On the topic of resignation, a player may offer to resign at any time, but the other player must accept the resignation at an agreed-upon stake multiplier, the multiple of which is determined by the game state. For example, if a player is currently winning by a margin of a backgammon and the opponent wishes to resign instead of furthering the pain, the player in the lead can demand resignation terms as high as a backgammon (but no higher). If the terms are not met, the resignation is refused and the game continues.


Backgammon provides examples of:

  • Ascend to a Higher Plane of Existence: Bearing off your pieces.
  • Curb-Stomp Battle: If you bear all your pieces off the board before your opponent has borne off a single piece, you win double the stake (a "gammon"). If you do so, and your opponent still has one or more of their pieces in their entry zone, you win triple the stake (a "backgammon").
  • Let's Get Dangerous: Happens when a player who was behind, but accepted the doubling cube, suddenly finds him/herself blessed by the Random Number God and in a position to offer a re-double.
  • Mirror Match: Each side's pieces begin directly opposite the opponent's pieces.
  • Nigh-Invulnerability: More like actual invulnerability. If you occupy a point with two or more of your pieces, that point is yours entirely. Your opponent cannot land there, and any pieces on it are completely safe from capture.

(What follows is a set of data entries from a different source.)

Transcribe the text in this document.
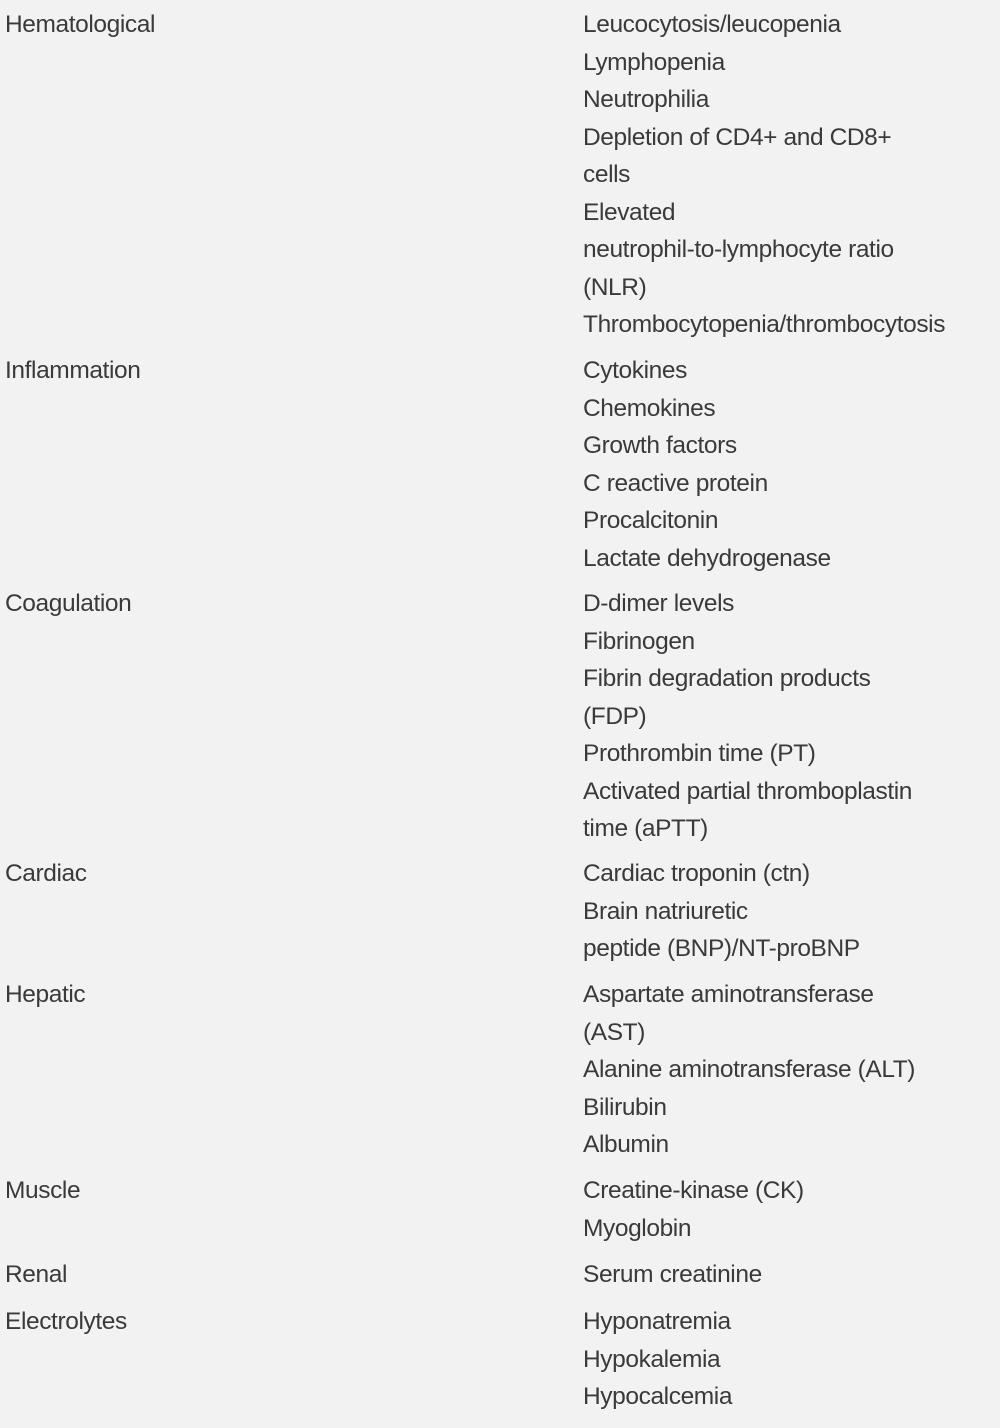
Hematological	Leucocytosis/leucopenia
Lymphopenia
Neutrophilia
Depletion of CD4+ and CD8+
cells
Elevated
neutrophil-to-lymphocyte ratio
(NLR)
Thrombocytopenia/thrombocytosis
Inflammation	Cytokines
Chemokines
Growth factors
C reactive protein
Procalcitonin
Lactate dehydrogenase
Coagulation	D-dimer levels
Fibrinogen
Fibrin degradation products
(FDP)
Prothrombin time (PT)
Activated partial thromboplastin
time (aPTT)
Cardiac	Cardiac troponin (ctn)
Brain natriuretic
peptide (BNP)/NT-proBNP
Hepatic	Aspartate aminotransferase
(AST)
Alanine aminotransferase (ALT)
Bilirubin
Albumin
Muscle	Creatine-kinase (CK)
Myoglobin
Renal	Serum creatinine
Electrolytes	Hyponatremia
Hypokalemia
Hypocalcemia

  • Random Number God: A terribly capricious deity. While skill wins over luck in the long-term, any player has a chance of beating any other player in a given game. Every skilled player has had a situation against a lesser opponent like, "OK, so long as my opponent doesn't roll exactly 6-1 followed by 5-3, I've got this one in the bag," then watched in horror as those exact rolls come out. Conversely, when a skilled player gets on a rush of good rolls, a gammon or backgammon often follows.
  • Resurrective Immortality: A captured blot can re-enter a game and continue as if nothing had ever happened to it. In fact, the player who owns the blot cannot make any other moves until after the blot is returned to play.
  • Stone Wall: One of the most common strategies in the game — building a string of points occupied by two or more of your stones, with the hope of trapping an opponent's stone behind them. A string of six such points is an impenetrable barrier so long as you can make it last. This is a particularly crushing tactic if you have an opponent's blot on the bar, and the Stone Wall is located exactly on the opponent's entry points.
  • Stupidity Is the Only Option: The rules of the game dictate that a player must make as many moves as legally possible based on the roll of the dice. This leads to occasional situations where the only legal moves available leave you horribly vulnerable to attack, and you would be better served by only playing part of the roll, or forfeiting your turn entirely, if you were allowed to do so.
  • Unstable Equilibrium: If one player gets far enough ahead of the other, it can render the player who's ahead a mathematical certainty to win.